Israeli airline El Al laid on a fitting tribute Sunday to mark the end of its use of the huge Boeing 747 aircraft dubbed ‘queen of the skies’ by aviation fans, with the pilots tracing an enormous plane in the skies.
The impressively-detailed pattern was traced out as the aircraft headed from Rome to Tel Aviv on its last flight for El Al.
After 48 years, El Al is operating its final 747 service. About 2 hours into the flight from Rome to Tel Aviv the aircraft will draw a special tribute to the 747 in the sky southwest of Cyprus. Follow the flight live at https://t.co/AIn2ciGsSJ pic.twitter.com/NZmRUURorr
— Flightradar24 (@flightradar24) November 3, 2019
The aircraft, which is being retired by airlines around the world, holds a particularly special place in the history of El Al. The airline used the planes as a key element of Operation Solomon – a covert military operation which airlifted 14,500 Ethiopian Jews out of Addis Ababa and brought them to Israel in May 1990. Thirty-five flights made the journey over a 36-hour period.

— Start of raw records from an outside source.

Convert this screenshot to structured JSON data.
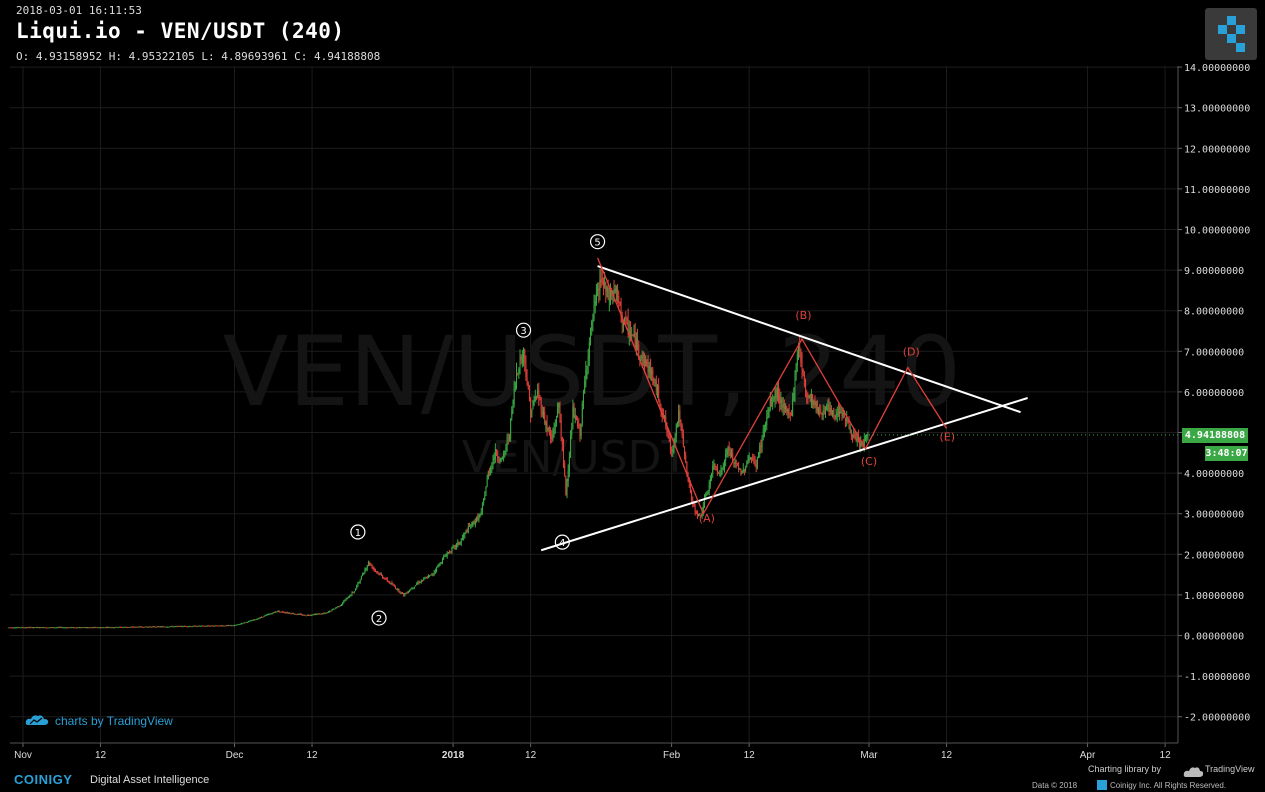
{
  "header": {
    "datetime": "2018-03-01 16:11:53",
    "title": "Liqui.io - VEN/USDT (240)",
    "ohlc": "O: 4.93158952 H: 4.95322105 L: 4.89693961 C: 4.94188808"
  },
  "watermark": {
    "main": "VEN/USDT, 240",
    "sub": "VEN/USDT"
  },
  "price_tag": {
    "last": "4.94188808",
    "countdown": "3:48:07"
  },
  "tv_credit": "charts by TradingView",
  "footer": {
    "brand": "COINIGY",
    "tagline": "Digital Asset Intelligence",
    "charting": "Charting library by",
    "tv": "TradingView",
    "data": "Data © 2018",
    "copy": "Coinigy Inc. All Rights Reserved."
  },
  "colors": {
    "up": "#3aa845",
    "down": "#e0403a",
    "grid": "#1c1c1c",
    "wave": "#ffffff",
    "correction": "#e0403a",
    "accent": "#2a9fd6"
  },
  "chart_data": {
    "type": "candlestick",
    "y_ticks": [
      "-2.00000000",
      "-1.00000000",
      "0.00000000",
      "1.00000000",
      "2.00000000",
      "3.00000000",
      "4.00000000",
      "5.00000000",
      "6.00000000",
      "7.00000000",
      "8.00000000",
      "9.00000000",
      "10.00000000",
      "11.00000000",
      "12.00000000",
      "13.00000000",
      "14.00000000"
    ],
    "ylim": [
      -2.2,
      14.1
    ],
    "x_ticks": [
      {
        "label": "Nov",
        "day": 0,
        "bold": false
      },
      {
        "label": "12",
        "day": 11,
        "bold": false
      },
      {
        "label": "Dec",
        "day": 30,
        "bold": false
      },
      {
        "label": "12",
        "day": 41,
        "bold": false
      },
      {
        "label": "2018",
        "day": 61,
        "bold": true
      },
      {
        "label": "12",
        "day": 72,
        "bold": false
      },
      {
        "label": "Feb",
        "day": 92,
        "bold": false
      },
      {
        "label": "12",
        "day": 103,
        "bold": false
      },
      {
        "label": "Mar",
        "day": 120,
        "bold": false
      },
      {
        "label": "12",
        "day": 131,
        "bold": false
      },
      {
        "label": "Apr",
        "day": 151,
        "bold": false
      },
      {
        "label": "12",
        "day": 162,
        "bold": false
      }
    ],
    "price_path": [
      [
        -2,
        0.2
      ],
      [
        10,
        0.2
      ],
      [
        20,
        0.22
      ],
      [
        30,
        0.25
      ],
      [
        33,
        0.4
      ],
      [
        36,
        0.6
      ],
      [
        40,
        0.5
      ],
      [
        43,
        0.55
      ],
      [
        45,
        0.75
      ],
      [
        47,
        1.1
      ],
      [
        49,
        1.8
      ],
      [
        50,
        1.6
      ],
      [
        52,
        1.3
      ],
      [
        54,
        1.0
      ],
      [
        56,
        1.3
      ],
      [
        58,
        1.5
      ],
      [
        60,
        2.0
      ],
      [
        62,
        2.3
      ],
      [
        63,
        2.6
      ],
      [
        65,
        3.0
      ],
      [
        66,
        4.0
      ],
      [
        67,
        4.5
      ],
      [
        68,
        4.3
      ],
      [
        69,
        5.0
      ],
      [
        70,
        6.5
      ],
      [
        71,
        7.0
      ],
      [
        72,
        5.5
      ],
      [
        73,
        6.0
      ],
      [
        74,
        5.3
      ],
      [
        75,
        4.8
      ],
      [
        76,
        5.7
      ],
      [
        77,
        3.5
      ],
      [
        78,
        5.5
      ],
      [
        79,
        5.0
      ],
      [
        80,
        6.8
      ],
      [
        81,
        8.0
      ],
      [
        82,
        8.8
      ],
      [
        83,
        8.3
      ],
      [
        84,
        8.5
      ],
      [
        85,
        7.8
      ],
      [
        86,
        7.5
      ],
      [
        87,
        7.2
      ],
      [
        88,
        6.8
      ],
      [
        89,
        6.5
      ],
      [
        90,
        6.0
      ],
      [
        91,
        5.3
      ],
      [
        92,
        4.5
      ],
      [
        93,
        5.5
      ],
      [
        94,
        4.2
      ],
      [
        95,
        3.2
      ],
      [
        96,
        2.9
      ],
      [
        97,
        3.5
      ],
      [
        98,
        4.2
      ],
      [
        99,
        4.0
      ],
      [
        100,
        4.6
      ],
      [
        101,
        4.2
      ],
      [
        102,
        4.0
      ],
      [
        103,
        4.4
      ],
      [
        104,
        4.2
      ],
      [
        105,
        5.0
      ],
      [
        106,
        5.7
      ],
      [
        107,
        6.0
      ],
      [
        108,
        5.5
      ],
      [
        109,
        5.5
      ],
      [
        110,
        7.2
      ],
      [
        111,
        6.0
      ],
      [
        112,
        5.8
      ],
      [
        113,
        5.5
      ],
      [
        114,
        5.6
      ],
      [
        115,
        5.4
      ],
      [
        116,
        5.6
      ],
      [
        117,
        5.2
      ],
      [
        118,
        4.8
      ],
      [
        119,
        4.7
      ],
      [
        120,
        4.94
      ]
    ],
    "wave_labels": [
      {
        "label": "1",
        "day": 47.5,
        "price": 2.55
      },
      {
        "label": "2",
        "day": 50.5,
        "price": 0.43
      },
      {
        "label": "3",
        "day": 71.0,
        "price": 7.52
      },
      {
        "label": "4",
        "day": 76.5,
        "price": 2.3
      },
      {
        "label": "5",
        "day": 81.5,
        "price": 9.7
      }
    ],
    "correction_labels": [
      {
        "label": "(A)",
        "day": 97.0,
        "price": 2.8
      },
      {
        "label": "(B)",
        "day": 110.7,
        "price": 7.8
      },
      {
        "label": "(C)",
        "day": 120.0,
        "price": 4.2
      },
      {
        "label": "(D)",
        "day": 126.0,
        "price": 6.9
      },
      {
        "label": "(E)",
        "day": 131.1,
        "price": 4.8
      }
    ],
    "correction_path": [
      [
        81.5,
        9.3
      ],
      [
        96.5,
        3.0
      ],
      [
        110.5,
        7.3
      ],
      [
        119.5,
        4.6
      ],
      [
        125.5,
        6.6
      ],
      [
        131.0,
        5.1
      ]
    ],
    "triangle_upper": [
      [
        81.5,
        9.1
      ],
      [
        141.5,
        5.5
      ]
    ],
    "triangle_lower": [
      [
        73.5,
        2.1
      ],
      [
        142.5,
        5.85
      ]
    ]
  }
}
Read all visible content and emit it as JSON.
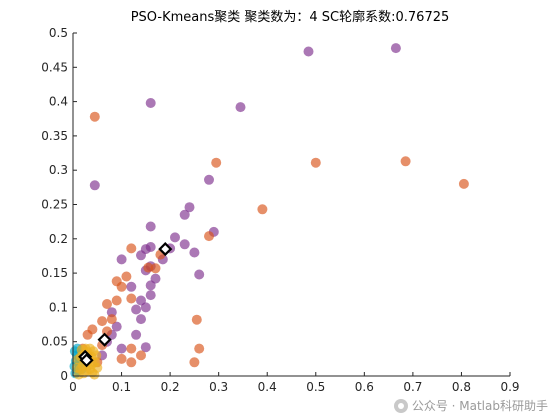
{
  "chart_data": {
    "type": "scatter",
    "title": "PSO-Kmeans聚类  聚类数为：4  SC轮廓系数:0.76725",
    "xlim": [
      0,
      0.9
    ],
    "ylim": [
      0,
      0.5
    ],
    "xticks": [
      "0",
      "0.1",
      "0.2",
      "0.3",
      "0.4",
      "0.5",
      "0.6",
      "0.7",
      "0.8",
      "0.9"
    ],
    "yticks": [
      "0",
      "0.05",
      "0.1",
      "0.15",
      "0.2",
      "0.25",
      "0.3",
      "0.35",
      "0.4",
      "0.45",
      "0.5"
    ],
    "grid": false,
    "series": [
      {
        "color": "#7E2F8E",
        "points": [
          [
            0.665,
            0.478
          ],
          [
            0.485,
            0.473
          ],
          [
            0.16,
            0.398
          ],
          [
            0.345,
            0.392
          ],
          [
            0.045,
            0.278
          ],
          [
            0.28,
            0.286
          ],
          [
            0.24,
            0.246
          ],
          [
            0.23,
            0.235
          ],
          [
            0.29,
            0.21
          ],
          [
            0.16,
            0.218
          ],
          [
            0.21,
            0.202
          ],
          [
            0.15,
            0.185
          ],
          [
            0.16,
            0.188
          ],
          [
            0.2,
            0.186
          ],
          [
            0.23,
            0.192
          ],
          [
            0.185,
            0.17
          ],
          [
            0.1,
            0.17
          ],
          [
            0.14,
            0.176
          ],
          [
            0.16,
            0.16
          ],
          [
            0.25,
            0.18
          ],
          [
            0.15,
            0.154
          ],
          [
            0.17,
            0.142
          ],
          [
            0.16,
            0.132
          ],
          [
            0.26,
            0.148
          ],
          [
            0.12,
            0.13
          ],
          [
            0.14,
            0.11
          ],
          [
            0.16,
            0.118
          ],
          [
            0.13,
            0.097
          ],
          [
            0.15,
            0.1
          ],
          [
            0.14,
            0.083
          ],
          [
            0.08,
            0.093
          ],
          [
            0.09,
            0.072
          ],
          [
            0.08,
            0.06
          ],
          [
            0.15,
            0.042
          ],
          [
            0.13,
            0.06
          ],
          [
            0.1,
            0.04
          ],
          [
            0.07,
            0.05
          ],
          [
            0.06,
            0.03
          ]
        ]
      },
      {
        "color": "#D95319",
        "points": [
          [
            0.805,
            0.28
          ],
          [
            0.685,
            0.313
          ],
          [
            0.5,
            0.311
          ],
          [
            0.295,
            0.311
          ],
          [
            0.045,
            0.378
          ],
          [
            0.39,
            0.243
          ],
          [
            0.28,
            0.204
          ],
          [
            0.18,
            0.177
          ],
          [
            0.12,
            0.186
          ],
          [
            0.155,
            0.158
          ],
          [
            0.17,
            0.157
          ],
          [
            0.11,
            0.145
          ],
          [
            0.09,
            0.138
          ],
          [
            0.1,
            0.13
          ],
          [
            0.12,
            0.113
          ],
          [
            0.09,
            0.11
          ],
          [
            0.07,
            0.105
          ],
          [
            0.08,
            0.083
          ],
          [
            0.06,
            0.08
          ],
          [
            0.07,
            0.065
          ],
          [
            0.04,
            0.068
          ],
          [
            0.03,
            0.06
          ],
          [
            0.255,
            0.082
          ],
          [
            0.26,
            0.04
          ],
          [
            0.25,
            0.02
          ],
          [
            0.12,
            0.04
          ],
          [
            0.14,
            0.03
          ],
          [
            0.1,
            0.025
          ],
          [
            0.12,
            0.02
          ],
          [
            0.06,
            0.045
          ],
          [
            0.05,
            0.02
          ],
          [
            0.02,
            0.04
          ],
          [
            0.03,
            0.03
          ]
        ]
      },
      {
        "color": "#00A4C8",
        "points": [
          [
            0.004,
            0.036
          ],
          [
            0.008,
            0.03
          ],
          [
            0.006,
            0.022
          ],
          [
            0.003,
            0.014
          ],
          [
            0.01,
            0.008
          ],
          [
            0.012,
            0.018
          ],
          [
            0.005,
            0.004
          ],
          [
            0.014,
            0.026
          ],
          [
            0.018,
            0.01
          ],
          [
            0.009,
            0.04
          ]
        ]
      },
      {
        "color": "#EDB120",
        "points": [
          [
            0.02,
            0.03
          ],
          [
            0.025,
            0.022
          ],
          [
            0.03,
            0.015
          ],
          [
            0.035,
            0.01
          ],
          [
            0.04,
            0.005
          ],
          [
            0.045,
            0.02
          ],
          [
            0.05,
            0.012
          ],
          [
            0.015,
            0.01
          ],
          [
            0.022,
            0.004
          ],
          [
            0.03,
            0.035
          ],
          [
            0.038,
            0.028
          ],
          [
            0.042,
            0.036
          ],
          [
            0.01,
            0.024
          ],
          [
            0.028,
            0.008
          ],
          [
            0.048,
            0.03
          ],
          [
            0.018,
            0.038
          ],
          [
            0.035,
            0.04
          ],
          [
            0.012,
            0.002
          ],
          [
            0.026,
            0.04
          ],
          [
            0.044,
            0.002
          ],
          [
            0.02,
            0.015
          ],
          [
            0.032,
            0.024
          ],
          [
            0.016,
            0.028
          ],
          [
            0.04,
            0.018
          ],
          [
            0.008,
            0.012
          ]
        ]
      }
    ],
    "centroids": [
      [
        0.19,
        0.185
      ],
      [
        0.065,
        0.053
      ],
      [
        0.025,
        0.028
      ],
      [
        0.028,
        0.023
      ]
    ]
  },
  "watermark": {
    "text": "公众号 · Matlab科研助手",
    "icon": "wechat-icon"
  }
}
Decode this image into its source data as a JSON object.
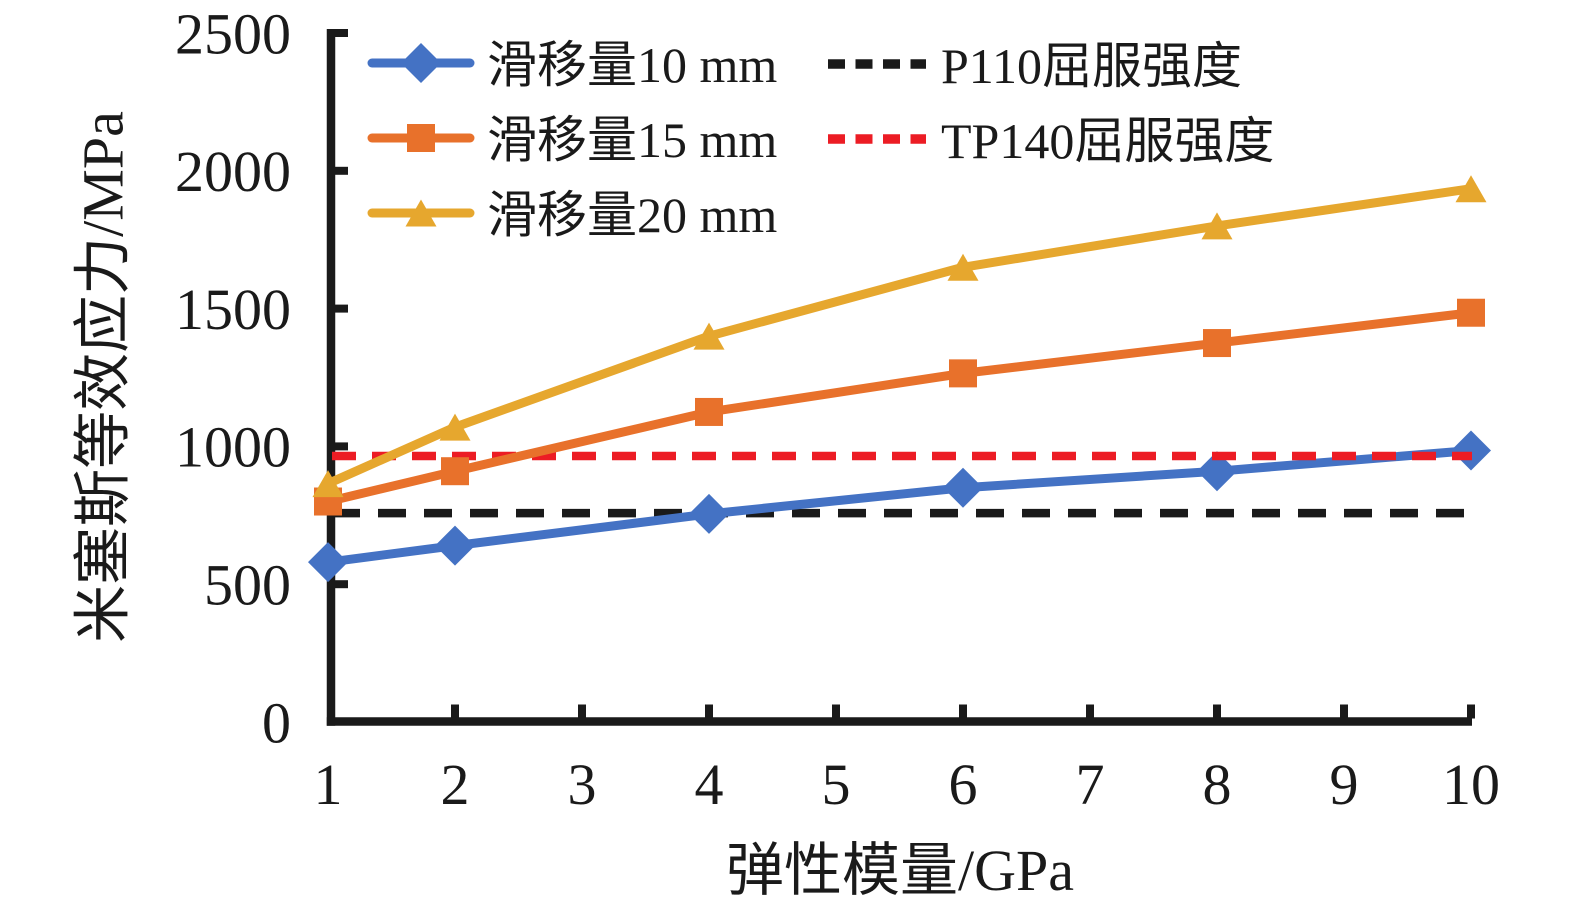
{
  "figure": {
    "background": "#ffffff",
    "text_color": "#1a1a1a"
  },
  "chart_data": {
    "type": "line",
    "title": "",
    "xlabel": "弹性模量/GPa",
    "ylabel": "米塞斯等效应力/MPa",
    "x": [
      1,
      2,
      4,
      6,
      8,
      10
    ],
    "xlim": [
      1,
      10
    ],
    "ylim": [
      0,
      2500
    ],
    "x_ticks": [
      1,
      2,
      3,
      4,
      5,
      6,
      7,
      8,
      9,
      10
    ],
    "y_ticks": [
      0,
      500,
      1000,
      1500,
      2000,
      2500
    ],
    "grid": false,
    "legend_position": "top-left-inside",
    "series": [
      {
        "name": "滑移量10 mm",
        "marker": "diamond",
        "color": "#4472C4",
        "values": [
          580,
          640,
          755,
          850,
          910,
          985
        ]
      },
      {
        "name": "滑移量15 mm",
        "marker": "square",
        "color": "#E8712B",
        "values": [
          800,
          910,
          1125,
          1265,
          1375,
          1485
        ]
      },
      {
        "name": "滑移量20 mm",
        "marker": "triangle",
        "color": "#E6A72E",
        "values": [
          865,
          1070,
          1400,
          1650,
          1800,
          1935
        ]
      }
    ],
    "reference_lines": [
      {
        "name": "P110屈服强度",
        "value": 758,
        "color": "#1A1A1A",
        "style": "dashed"
      },
      {
        "name": "TP140屈服强度",
        "value": 965,
        "color": "#EC1C24",
        "style": "dashed"
      }
    ]
  }
}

One of the El Al flights even set a single-flight passenger load record, carrying 1,122 passengers. Israel undertook the sudden mass transit out of concerns for the safety of Ethiopian Jews amid political instability in the country.
The 747 is being replaced by newer and more efficient models such as the Boeing 787 or Airbus A380, though they don’t have the same passenger capacity.